Wednesday, January 05, 2005

Fredricton

After interesting adventures with airplanes, and a chance to discover the exquisite courtesy and helpfulness of Canadian airline staff I made it to Fredericton. The archive (the Eileen Wallace Collection) is in a light, airy room, there are twenty eight bays of books, and another twenty eight outside in the circulating section.

Someone pinch me, it all feels like a dream.
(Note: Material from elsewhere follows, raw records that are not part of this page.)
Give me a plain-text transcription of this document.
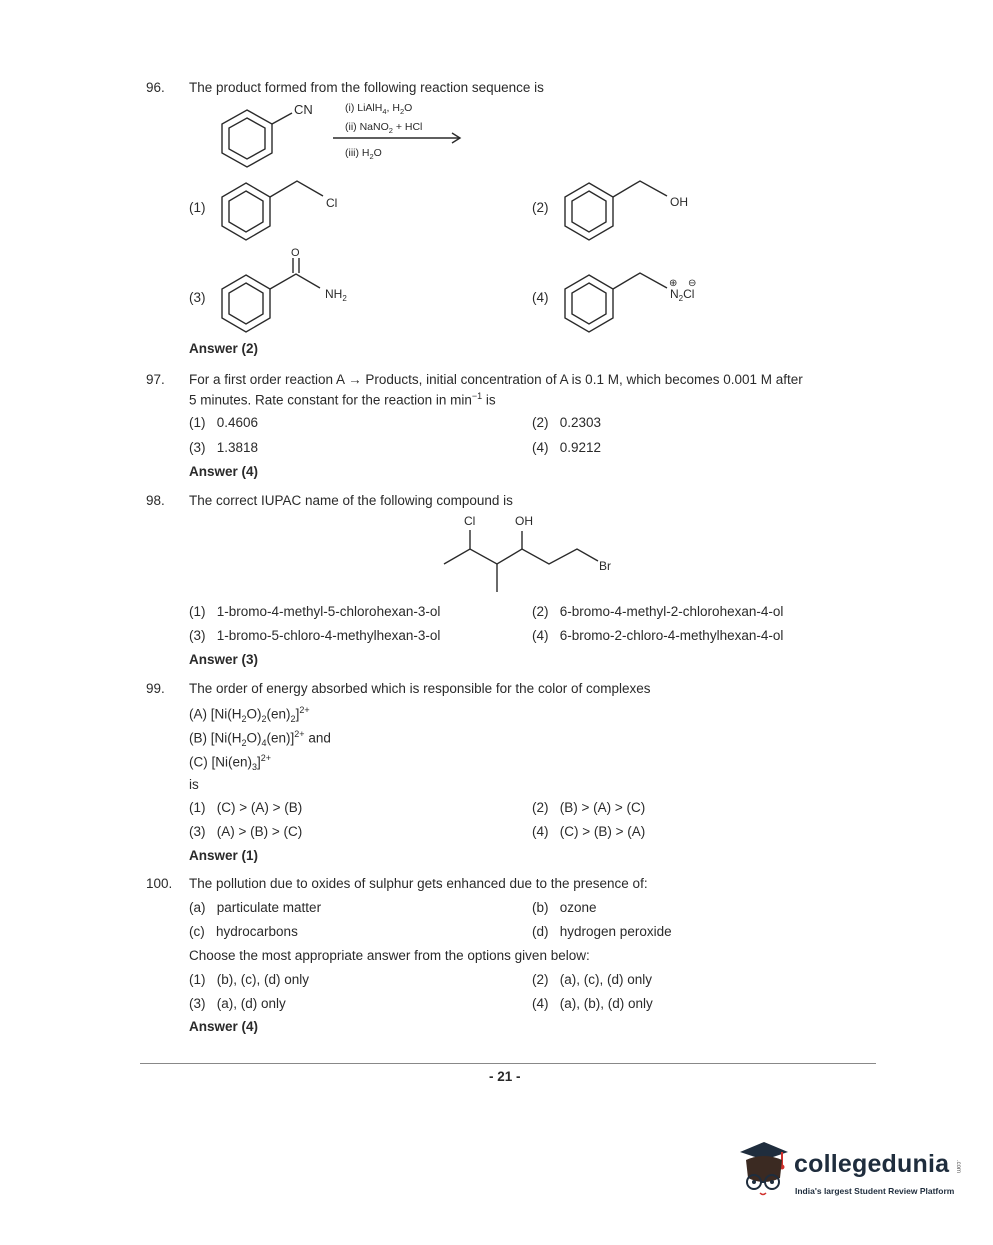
96. The product formed from the following reaction sequence is
CN	(i) LiAlH$_4$, $H_2O$
(ii) NaNO$_2$ + HCl
(iii) $H_2O$
Cl	OH
O
$NH_2$	$N_2Cl$
⊕ ⊖
(1)	(2)
(3)	(4)
Answer (2)
97. For a first order reaction A → Products, initial concentration of A is 0.1 M, which becomes 0.001 M after
5 minutes. Rate constant for the reaction in $\min^{-1}$ is
(1) 0.4606	(2) 0.2303
(3) 1.3818	(4) 0.9212
Answer (4)
98. The correct IUPAC name of the following compound is
Cl	OH
Br
(1) 1-bromo-4-methyl-5-chlorohexan-3-ol	(2) 6-bromo-4-methyl-2-chlorohexan-4-ol
(3) 1-bromo-5-chloro-4-methylhexan-3-ol	(4) 6-bromo-2-chloro-4-methylhexan-4-ol
Answer (3)
99. The order of energy absorbed which is responsible for the color of complexes
(A) $[Ni(H_2O)_2(en)_2]^{2+}$
(B) $[Ni(H_2O)_4(en)]^{2+}$ and
(C) $[Ni(en)_3]^{2+}$
is
(1) (C) > (A) > (B)	(2) (B) > (A) > (C)
(3) (A) > (B) > (C)	(4) (C) > (B) > (A)
Answer (1)
100. The pollution due to oxides of sulphur gets enhanced due to the presence of:
(a) particulate matter	(b) ozone
(c) hydrocarbons	(d) hydrogen peroxide
Choose the most appropriate answer from the options given below:
(1) (b), (c), (d) only	(2) (a), (c), (d) only
(3) (a), (d) only	(4) (a), (b), (d) only
Answer (4)
- 21 -
collegedunia .com
India's largest Student Review Platform
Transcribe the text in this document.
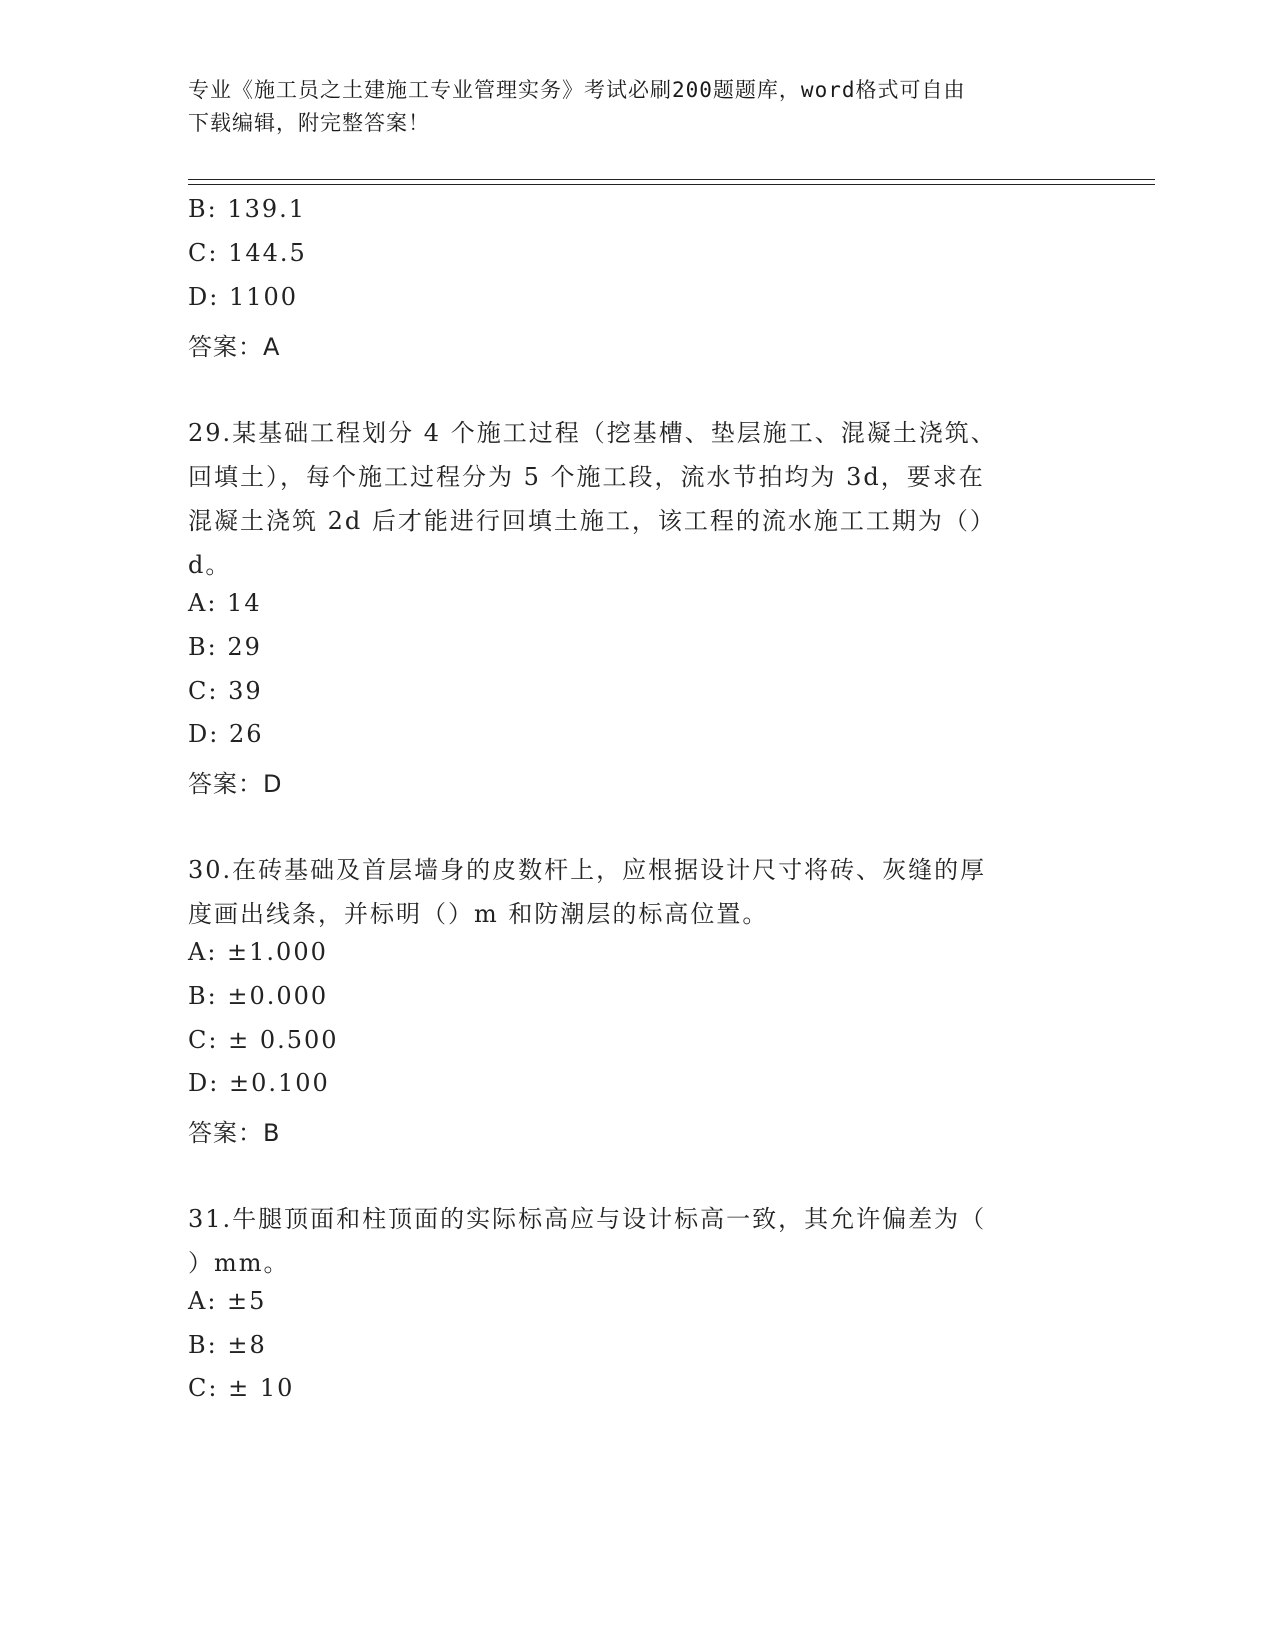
专业《施工员之土建施工专业管理实务》考试必刷200题题库，word格式可自由
下载编辑，附完整答案！
B: 139.1
C: 144.5
D: 1100
答案：A
29.某基础工程划分 4 个施工过程（挖基槽、垫层施工、混凝土浇筑、
回填土），每个施工过程分为 5 个施工段，流水节拍均为 3d，要求在
混凝土浇筑 2d 后才能进行回填土施工，该工程的流水施工工期为（）
d。
A: 14
B: 29
C: 39
D: 26
答案：D
30.在砖基础及首层墙身的皮数杆上，应根据设计尺寸将砖、灰缝的厚
度画出线条，并标明（）m 和防潮层的标高位置。
A: ±1.000
B: ±0.000
C: ± 0.500
D: ±0.100
答案：B
31.牛腿顶面和柱顶面的实际标高应与设计标高一致，其允许偏差为（
）mm。
A: ±5
B: ±8
C: ± 10
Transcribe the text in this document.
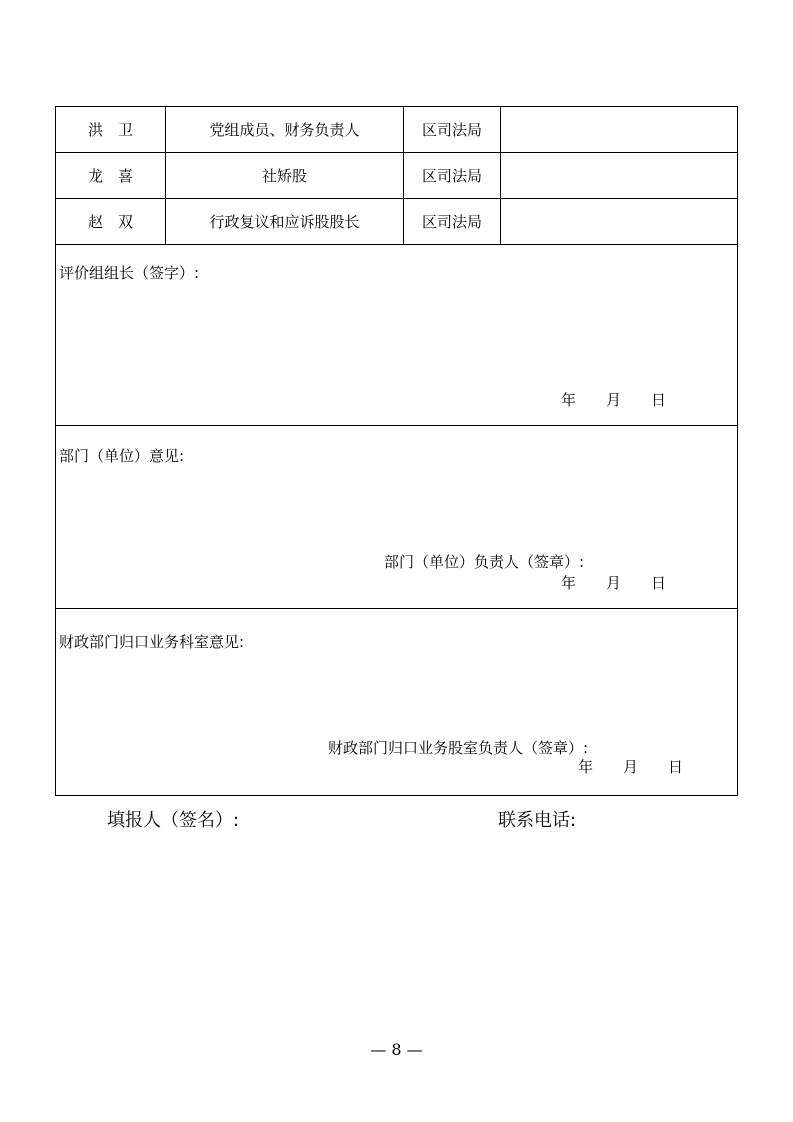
洪　卫	党组成员、财务负责人	区司法局
龙　喜	社矫股	区司法局
赵　双	行政复议和应诉股股长	区司法局
评价组组长（签字）:
年　　月　　日
部门（单位）意见:
部门（单位）负责人（签章）:
年　　月　　日
财政部门归口业务科室意见:
财政部门归口业务股室负责人（签章）:
年　　月　　日
填报人（签名）:	联系电话:
— 8 —
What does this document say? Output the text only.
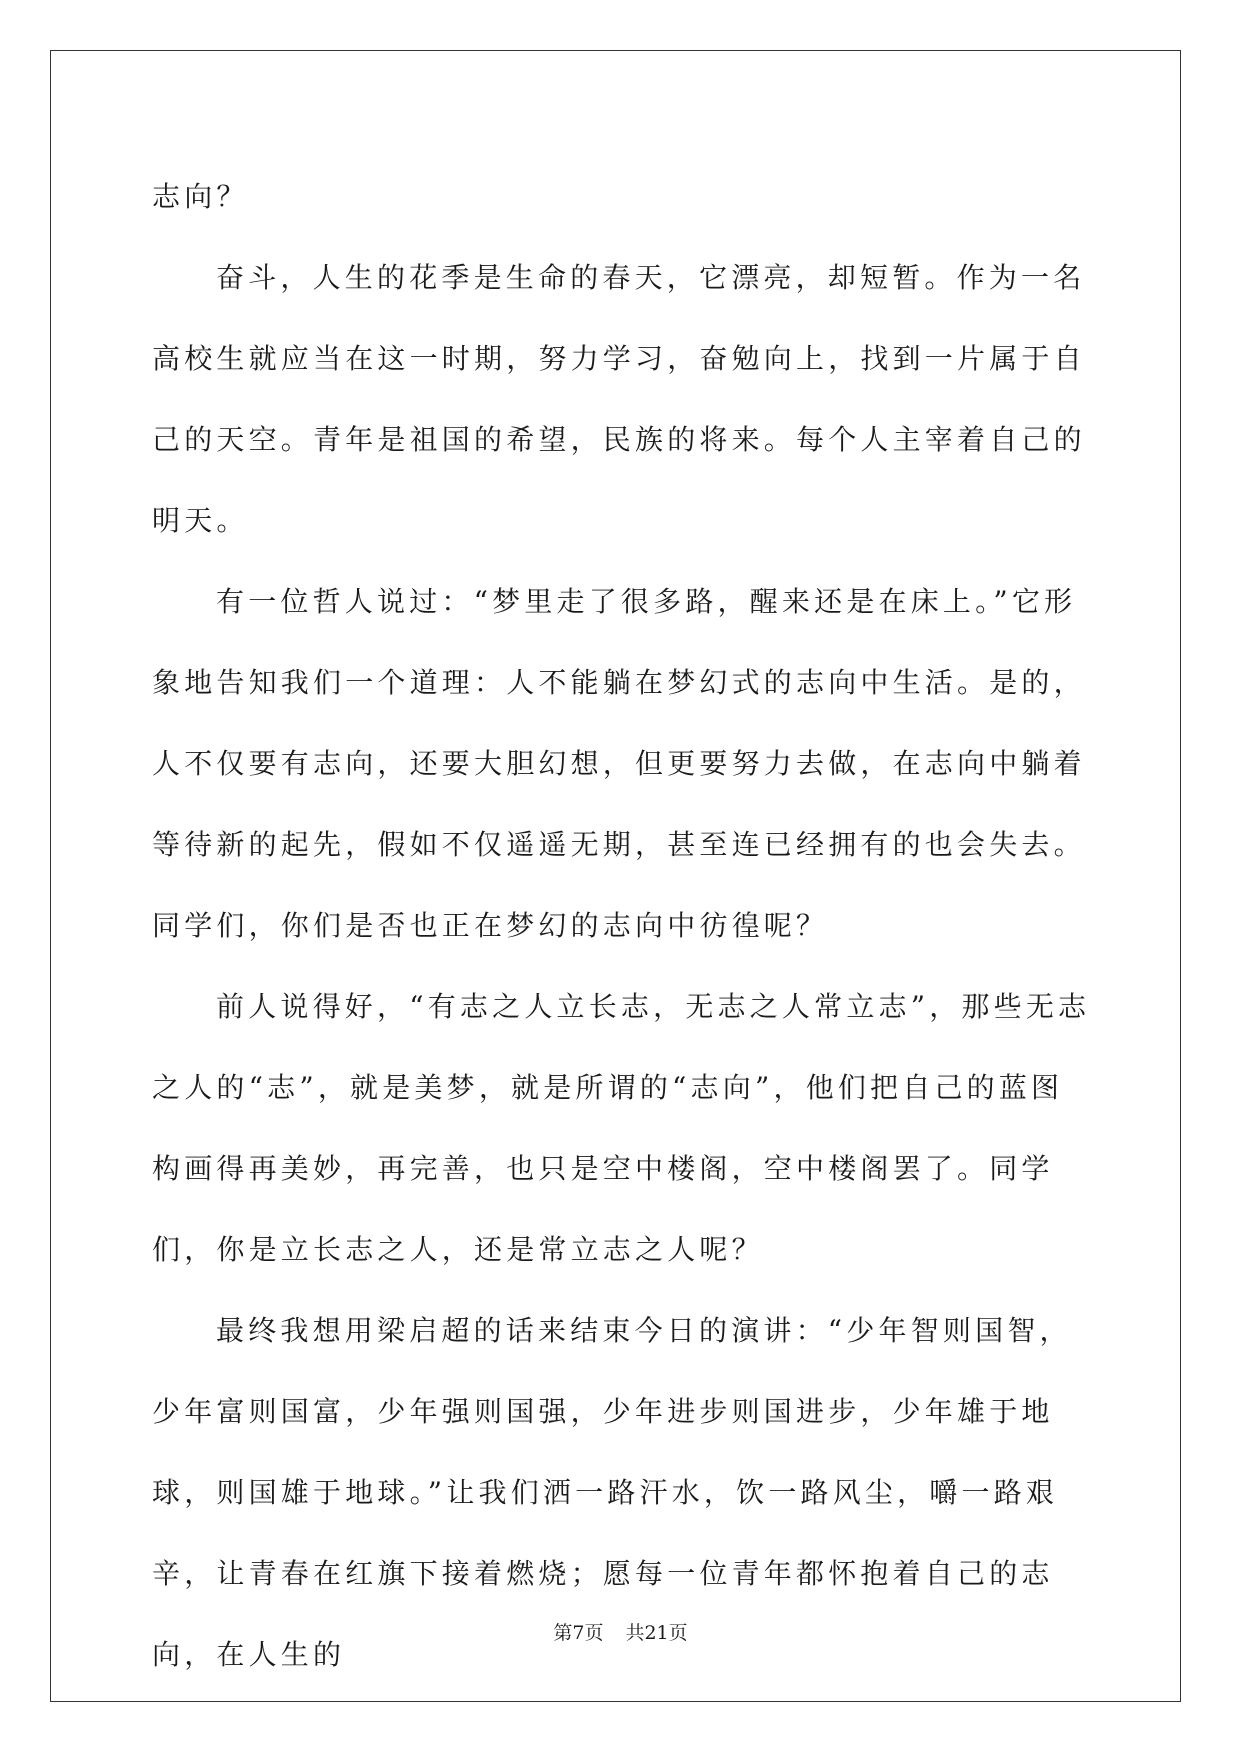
志向？

奋斗，人生的花季是生命的春天，它漂亮，却短暂。作为一名高校生就应当在这一时期，努力学习，奋勉向上，找到一片属于自己的天空。青年是祖国的希望，民族的将来。每个人主宰着自己的明天。

有一位哲人说过：“梦里走了很多路，醒来还是在床上。”它形象地告知我们一个道理：人不能躺在梦幻式的志向中生活。是的，人不仅要有志向，还要大胆幻想，但更要努力去做，在志向中躺着等待新的起先，假如不仅遥遥无期，甚至连已经拥有的也会失去。同学们，你们是否也正在梦幻的志向中彷徨呢？

前人说得好，“有志之人立长志，无志之人常立志”，那些无志之人的“志”，就是美梦，就是所谓的“志向”，他们把自己的蓝图构画得再美妙，再完善，也只是空中楼阁，空中楼阁罢了。同学们，你是立长志之人，还是常立志之人呢？

最终我想用梁启超的话来结束今日的演讲：“少年智则国智，少年富则国富，少年强则国强，少年进步则国进步，少年雄于地球，则国雄于地球。”让我们洒一路汗水，饮一路风尘，嚼一路艰辛，让青春在红旗下接着燃烧；愿每一位青年都怀抱着自己的志向，在人生的

第7页 共21页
The town is small--about the size of Bethnal Green--and when I first looked at a map I got terribly confused. If there are two blocks of roads, and one is bigger than the other, then the small one is going to be the University? No?

No.

Fredricton may be one of the most beautiful places I've lived. The shops are small and homely and very close to the river. I've found a great toy store, and three bookstores--one sells new books, one sells second hand paperbacks, new magazines and coffee (and has wi-fi) an the other, The Owl, has to be seen to be believed. I almost didn't go in because it looked like a small, occult bookstore, but it was cold (bitterly) and a book is a book.

The store stretches back into apparently endless corridors. The structure isn't quite straight, so you keep thinking you've come to the end of the shop. And there are neat little notes on the shelves. "Suspense: it's behind you" (it was). I came away with Walter R. Brooks' Freddy and the Space Ship which I am sure will find shelf space at home somewhere.